Использовать тактику пулеметчика? Подпустить поближе, метров на сто, и открыть по ним огонь из автомата? Гранатами они до него не добросят, а он… А что он? Ну, первой очередью, если повезет, уложит двоих или троих. Остальные залягут и начнут стрелять в ответ. Прижмут его огнем и станут обходить с разных сторон. Он же не сможет вести огонь сразу в нескольких направлениях. Или вообще его снимет снайпер. Как быть?..
Саид задумчиво сжал руку в кулак и стал покусывать пальцы, напряженно думая.
«Без гранат не обойтись. Надо воспользоваться фактором неожиданности и нанести с самого начала как можно больший урон врагу. И тактику боя пулеметного расчета надо тоже использовать. Нужна запасная позиция. Дистанция в тридцать-сорок метров».
Он стал ползать между камнями и осматривать свою позицию. Минуты четыре у него есть, пока на нужное расстояние подойдут душманы. Самая лучшая позиция — как раз между камнями. И несколько удобных «бойниц» приготовила сама природа. А вот этот самый большой камень справа он использует в конце боя.
Саид несколько раз глубоко вдохнул и выдохнул. Волнения почти не было. Он просто хотел, чтобы руки его слушались, и особенно пальцы. К нему шли сейчас не люди, он не в людей собирался стрелять. Это были звери на двух ногах — злобные животные. Опасные, мерзкие, кровожадные! И их надо истреблять. Вот попались они ему на пути, значит истребить и двигаться дальше. И так теперь все время, пока он здесь, в Афганистане.
Передвинув переводчик-предохранитель на автоматический огонь, Саид осторожно положил автомат на камень перед собой. Глядя в щель между двумя валунами на приближавшихся душманов, вытащил две гранаты из кармашков жилета и, разогнув усики предохранительной чеки, стал ждать, держа по гранате в каждой руке. Он давно наметил себе рубеж, границу, до которой должны дойти душманы. И не ближе. Вон тот двойной кустик. Как только нога первого коснется куста, можно начинать. Уже близко…
Осторожно просунув указательные пальцы в кольца каждой чеки, Саид потянул. Усики выскочили, и теперь только рука, прижимающая спусковой рычаг, удерживала взрыватель. Он спокойно ждал, сам удивляясь такому спокойствию.
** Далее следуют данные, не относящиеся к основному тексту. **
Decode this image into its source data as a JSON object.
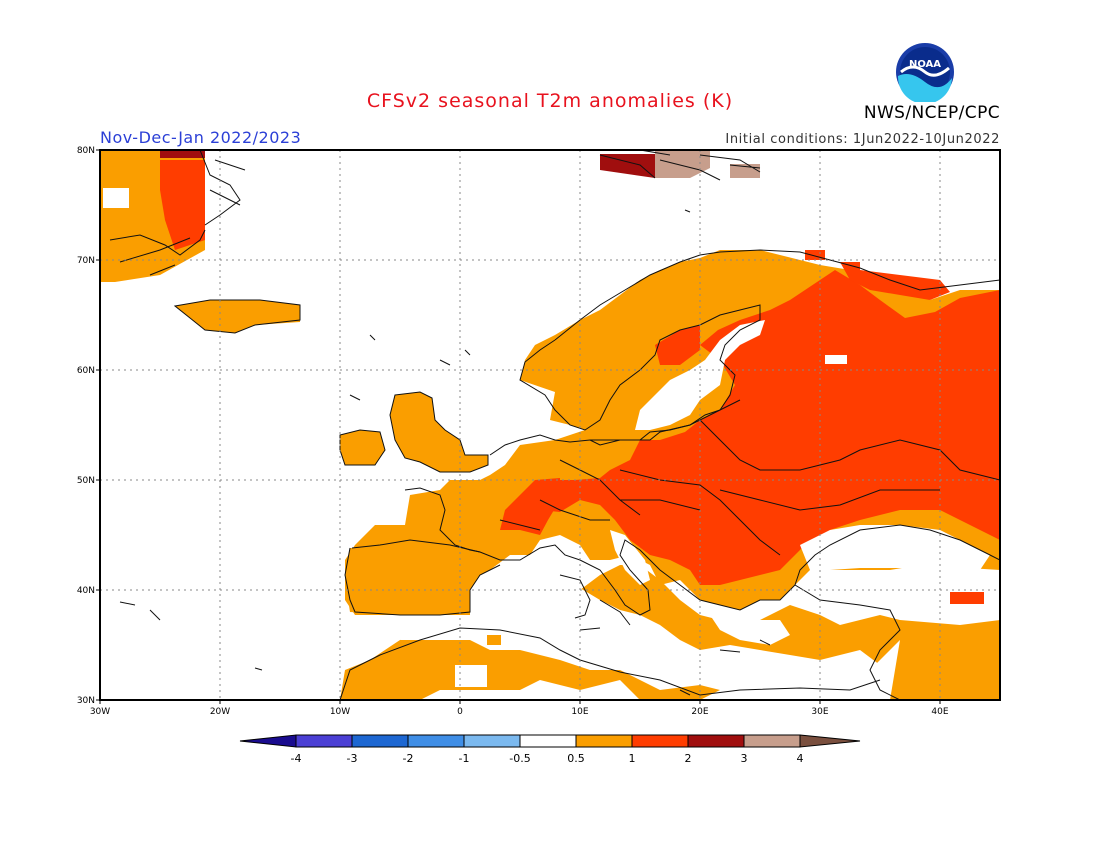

Хотя после того, что он испытал в тюрьме, все остальное не имело значения и мало его волновало. Азизов знал, что неопытным солдатам часто бывает трудно бросить боевую гранату. Подсознательный страх, что это страшное оружие, что оно может разорваться, стоит тебе только отпустить спусковой рычаг. «Какая глупость, наивность», — подумал он, размахнулся и — бросил.
Замах был сильный. Несмотря на то что он устал, что болела рана, бросок получился хороший. И только граната вылетела из его руки, Саид тут же перехватил из левой руки в правую вторую гранату и бросил ее вдогонку за первой. Душманы броска не видели. Он прижал к плечу приклад автомата и положил палец на спусковой крючок. «Теперь все просто. Самыми опасными были те, что идут впереди, потому что из них кто-то командир. А еще опасен снайпер, который идет четвертым. Из пяти других душманов — двое совсем юные парни, которые, может, и воевать толком не умеют. А еще двое уже в возрасте, и вид у них не очень боевой. Просто декхане, которые сами взялись за оружие, чтобы можно было пограбить? Или их насильно мобилизовали в отряды Ахмад Шаха? Но мне до этого дела нет», — подумал Саид и прицелился.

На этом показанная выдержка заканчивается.